Though injury reporting standards vary from state to state, the proposed legislation wouldn’t require new recordkeeping but would ask Florida racetracks to share the injury data they already have, Theil said.
“We feel strongly that there’s a relationship between transparency in this industry and animal welfare,” he said.
Mike Newlin, general manager of the Sanford Orlando Kennel Club, said injury reporting doesn’t necessarily address the issue of safer racetracks.
Greyhound racing is a highly regulated activity, Newlin said.
In addition to preserving the integrity of the races, the law provides oversight for the dogs’ wellbeing. A veterinarian must be on duty whenever a greyhound is on the racetrack, whether for an actual race or for training. A state investigator visits three to four times per week to inspect the condition of the track and kennel.
The SOKC itself has three main components of creating safe racing conditions, he said.
First is the floor of the racetrack itself, which is a combination of soft sand and Florida clay to provide cushion while the dogs run.
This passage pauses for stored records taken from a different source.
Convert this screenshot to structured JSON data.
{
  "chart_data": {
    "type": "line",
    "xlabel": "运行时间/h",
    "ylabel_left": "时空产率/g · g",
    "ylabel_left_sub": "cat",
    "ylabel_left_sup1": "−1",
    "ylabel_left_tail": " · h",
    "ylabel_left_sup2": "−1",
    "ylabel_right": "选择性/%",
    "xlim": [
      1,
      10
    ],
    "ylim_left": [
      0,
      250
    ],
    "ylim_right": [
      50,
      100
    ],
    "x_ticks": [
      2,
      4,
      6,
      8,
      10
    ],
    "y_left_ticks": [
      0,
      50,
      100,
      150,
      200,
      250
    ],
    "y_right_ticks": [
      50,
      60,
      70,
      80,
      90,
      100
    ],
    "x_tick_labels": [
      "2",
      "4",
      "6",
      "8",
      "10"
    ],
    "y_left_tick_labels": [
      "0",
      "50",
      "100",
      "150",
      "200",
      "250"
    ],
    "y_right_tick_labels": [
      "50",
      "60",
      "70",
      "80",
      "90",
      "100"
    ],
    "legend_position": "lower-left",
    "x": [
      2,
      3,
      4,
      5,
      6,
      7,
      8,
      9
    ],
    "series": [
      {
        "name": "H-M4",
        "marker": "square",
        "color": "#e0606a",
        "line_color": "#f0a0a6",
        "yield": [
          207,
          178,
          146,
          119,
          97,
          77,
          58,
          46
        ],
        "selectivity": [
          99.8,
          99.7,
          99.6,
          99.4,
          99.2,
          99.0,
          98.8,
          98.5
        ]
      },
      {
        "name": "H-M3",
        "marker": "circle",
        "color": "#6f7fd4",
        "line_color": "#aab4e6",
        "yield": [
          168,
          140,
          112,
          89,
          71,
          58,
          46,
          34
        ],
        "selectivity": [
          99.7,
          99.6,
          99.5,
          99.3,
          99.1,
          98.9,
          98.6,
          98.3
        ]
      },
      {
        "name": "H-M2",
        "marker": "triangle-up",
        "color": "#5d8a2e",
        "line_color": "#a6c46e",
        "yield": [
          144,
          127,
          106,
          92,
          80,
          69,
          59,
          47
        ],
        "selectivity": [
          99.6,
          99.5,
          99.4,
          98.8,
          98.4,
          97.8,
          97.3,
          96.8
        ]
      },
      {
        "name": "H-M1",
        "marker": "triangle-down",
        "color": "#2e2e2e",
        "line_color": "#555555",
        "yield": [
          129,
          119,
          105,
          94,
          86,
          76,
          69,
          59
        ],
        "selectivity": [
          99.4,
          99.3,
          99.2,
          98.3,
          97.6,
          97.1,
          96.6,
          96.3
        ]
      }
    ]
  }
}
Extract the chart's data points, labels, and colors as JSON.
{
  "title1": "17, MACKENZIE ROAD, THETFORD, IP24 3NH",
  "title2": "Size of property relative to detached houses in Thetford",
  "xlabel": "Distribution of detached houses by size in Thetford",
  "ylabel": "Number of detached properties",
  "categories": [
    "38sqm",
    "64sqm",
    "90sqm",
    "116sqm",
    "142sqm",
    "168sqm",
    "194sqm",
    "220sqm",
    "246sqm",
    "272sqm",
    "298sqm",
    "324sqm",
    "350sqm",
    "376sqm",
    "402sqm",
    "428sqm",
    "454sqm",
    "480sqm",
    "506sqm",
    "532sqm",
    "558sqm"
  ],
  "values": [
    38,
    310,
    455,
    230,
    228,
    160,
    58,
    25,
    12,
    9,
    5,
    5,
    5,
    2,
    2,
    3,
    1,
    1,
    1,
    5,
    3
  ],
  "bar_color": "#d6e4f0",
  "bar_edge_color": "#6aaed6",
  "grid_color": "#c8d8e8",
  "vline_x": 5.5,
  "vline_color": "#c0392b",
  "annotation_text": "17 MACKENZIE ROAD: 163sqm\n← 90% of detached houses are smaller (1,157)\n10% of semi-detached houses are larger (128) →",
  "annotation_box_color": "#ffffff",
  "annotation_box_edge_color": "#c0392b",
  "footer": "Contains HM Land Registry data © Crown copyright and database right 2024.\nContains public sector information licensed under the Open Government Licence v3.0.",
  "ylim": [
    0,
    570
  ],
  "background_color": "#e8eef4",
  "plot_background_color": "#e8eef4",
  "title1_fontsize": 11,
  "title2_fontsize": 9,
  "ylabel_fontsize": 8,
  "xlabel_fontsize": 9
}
The track is graded to keep every turn at the proper angle and is re-groomed after every race.
The second safety component is a bottom safety rail around the inside of the track, which prevents the dogs from any contact with the electrical rail that runs the lure.
Lastly, the SOKC was the second track in Florida to install a breakaway lure. If a greyhound begins to go the wrong way on a track after a fall, it can be seriously injured by the quick-moving lure. With a breakaway lure, a track official uses a remote control to instantly take the lure off the racetrack. Neither the safety rail nor the breakaway lure are required under Florida law.
“We’ve taken greyhound safety and greyhound welfare very seriously,” Newlin said.
With about 640 dogs in its kennel, the racetrack has almost 40,000 starts per year. Since required reporting for greyhound deaths began in 2013, the SOKC has had 12 deaths. Eight were in 2013 when the kennel had several dogs afflicted with seizures. Three dogs were euthanized in 2014, and one has been euthanized in 2015.
While euthanasia is necessary in some cases, the kennel has a policy to try to save every dog, Newlin said. Broken legs and other major non-fatal injuries will be treated.
Each dog races about once per week in addition to training and schooling, Newlin said. When the dogs are not at the track, they live in a kennel where they are taken outside five times per day for about 40 minutes each time to relieve themselves, play with toys and socialize with other dogs.
“This is an athlete that you want to give the best food to, you want to give the best care you possibly can to so they operate and they race at a high level. If they race well, that’s how the trainers and the owners make their money,” Newlin said.
If a dog’s injuries prevent it from returning to racing or if it is simply no longer fast enough to be competitive, it goes into an adoption program. The SOKC works with five different greyhound adoption organizations, and in 2014, it contributed $55,000 to help place 768 retired racers in new homes.
Veterinarian Robert Rill of University Animal Clinic in Bradenton spent about 18 years helping to ready retired racers for new homes through a partnership with a greyhound adoption agency. The most common injury to racing greyhounds is on the right hock, which is akin to a human ankle, he said.
“They basically take most of the force on the right hind leg as they go around the turns,” he said. “If they’re running and they get bumped by another dog, the forces just put too much stress on the outer leg.”
While good safety measures can prevent injuries, Rill said some accidents are just part of racing.
“There’s going to be injuries with any kind of performance race, whether it’s human, horse, dog, whatever,” he said. “That’s just inherent with the competition in any sport.”